Wednesday, May 23, 2007

American Sociological Assn Study : Valuation of Egg and Sperm Donors

no. 377

The ASA released today the results of a study undertaken by Rene Almeling, a UCLA Ph.D. candidate in sociology, where Ms. Almeling reviewed the operations of US sperm banks and egg agencies. The following are excerpts of the study's summary linked through this posts' title.


“Men donors are paid less for a much longer time commitment and a great deal of personal inconvenience,” she said. “They also are much less prepared for the emotional consequences of serving as a donor of reproductive material. Women, meanwhile, are not only paid more for a much shorter time commitment, they are repeatedly thanked for ‘giving the gift of life.’

“From compensation rates to the smallest details of donor relations, sperm donors are less valued than egg donors,” Almeling said. “Egg donors are treated like gold, while sperm donors are perceived as a dime a dozen.”
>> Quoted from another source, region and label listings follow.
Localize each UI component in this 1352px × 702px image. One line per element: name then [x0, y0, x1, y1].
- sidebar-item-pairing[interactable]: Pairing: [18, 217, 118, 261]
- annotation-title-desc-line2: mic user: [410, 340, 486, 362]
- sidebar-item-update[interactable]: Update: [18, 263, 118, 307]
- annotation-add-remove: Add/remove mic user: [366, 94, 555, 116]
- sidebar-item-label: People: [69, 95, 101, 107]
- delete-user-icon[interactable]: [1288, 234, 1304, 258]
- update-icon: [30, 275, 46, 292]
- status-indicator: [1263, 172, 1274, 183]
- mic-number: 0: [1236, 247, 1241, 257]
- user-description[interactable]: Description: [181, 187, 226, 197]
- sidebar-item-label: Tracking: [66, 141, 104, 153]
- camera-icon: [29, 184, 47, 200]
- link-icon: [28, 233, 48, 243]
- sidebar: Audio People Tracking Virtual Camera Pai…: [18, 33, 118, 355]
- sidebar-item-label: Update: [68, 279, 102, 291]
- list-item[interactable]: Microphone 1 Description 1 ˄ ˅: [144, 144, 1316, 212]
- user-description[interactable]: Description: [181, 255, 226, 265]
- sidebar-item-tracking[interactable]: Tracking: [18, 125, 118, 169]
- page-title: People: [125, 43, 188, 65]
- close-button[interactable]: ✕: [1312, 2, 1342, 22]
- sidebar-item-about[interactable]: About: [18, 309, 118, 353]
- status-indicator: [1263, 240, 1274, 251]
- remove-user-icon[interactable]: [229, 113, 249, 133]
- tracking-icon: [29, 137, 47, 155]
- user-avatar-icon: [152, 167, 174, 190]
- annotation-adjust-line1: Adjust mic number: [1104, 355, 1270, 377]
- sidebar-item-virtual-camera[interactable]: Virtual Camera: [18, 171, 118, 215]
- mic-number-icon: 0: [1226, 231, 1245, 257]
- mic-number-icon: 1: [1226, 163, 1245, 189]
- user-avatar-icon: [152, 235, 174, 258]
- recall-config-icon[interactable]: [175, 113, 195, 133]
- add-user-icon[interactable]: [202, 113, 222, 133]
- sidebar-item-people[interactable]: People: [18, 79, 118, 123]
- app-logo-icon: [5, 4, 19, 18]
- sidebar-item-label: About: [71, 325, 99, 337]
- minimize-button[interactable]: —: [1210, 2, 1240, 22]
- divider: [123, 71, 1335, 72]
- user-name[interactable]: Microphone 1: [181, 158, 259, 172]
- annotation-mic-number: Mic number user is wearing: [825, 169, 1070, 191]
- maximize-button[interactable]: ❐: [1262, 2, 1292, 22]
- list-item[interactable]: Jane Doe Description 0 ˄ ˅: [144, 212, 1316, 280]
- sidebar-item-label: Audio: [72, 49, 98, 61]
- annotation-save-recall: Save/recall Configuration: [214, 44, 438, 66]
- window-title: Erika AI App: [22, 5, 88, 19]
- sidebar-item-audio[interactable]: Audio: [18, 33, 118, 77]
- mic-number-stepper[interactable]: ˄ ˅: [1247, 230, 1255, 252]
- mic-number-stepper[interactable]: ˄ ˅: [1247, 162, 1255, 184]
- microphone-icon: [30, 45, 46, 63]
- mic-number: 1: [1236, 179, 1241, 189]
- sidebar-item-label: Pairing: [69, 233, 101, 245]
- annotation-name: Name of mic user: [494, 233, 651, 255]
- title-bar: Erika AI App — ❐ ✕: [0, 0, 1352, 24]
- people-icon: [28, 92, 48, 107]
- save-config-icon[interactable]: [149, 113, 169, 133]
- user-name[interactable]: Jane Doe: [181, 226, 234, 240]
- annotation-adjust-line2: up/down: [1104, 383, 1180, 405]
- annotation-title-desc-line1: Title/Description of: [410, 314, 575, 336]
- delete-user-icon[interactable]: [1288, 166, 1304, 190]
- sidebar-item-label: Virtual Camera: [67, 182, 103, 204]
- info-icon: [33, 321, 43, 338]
“A pronounced double-standard exists in the way that men and women donors are valued by the fertility industry, and it can’t be explained medically or by market forces,” Almeling said. “Based on the availability of donors alone, you would expect the abundance of potential egg donors to drive down compensation fees and the scarcity of potential sperm donors to drive up their fees. But I found just the opposite."

My comments:

I found Ms. Almeling's comments and conclusions interesting as my expectations were very often the opposite of hers. While I do think sperm donors go through a longer comittment period it seems to me that egg donors are subjected to the greater inconveniences of being subjected to actual medical procedures, taking drugs that could affect their own reproductive systems down the road as compared to the men who very often are just “get[ting] paid to do what you [they] already do.” Yes I understand because men are comitted to a longer relationship to their banks they are in effect agreeing to affect their own social lives due to required "abstinences" between "donations".

I am not trying to discount the contribution of the sperm donors as I am greatful for the eventual creation of my own children but I am just surprised by the researcher's own surprise at the results of h er own study.

1 comment:

Bea said...

Yes, I was surprised, too. " can’t be explained medically..." - this doesn't seem to add up. To my mind, it *can* be explained medically.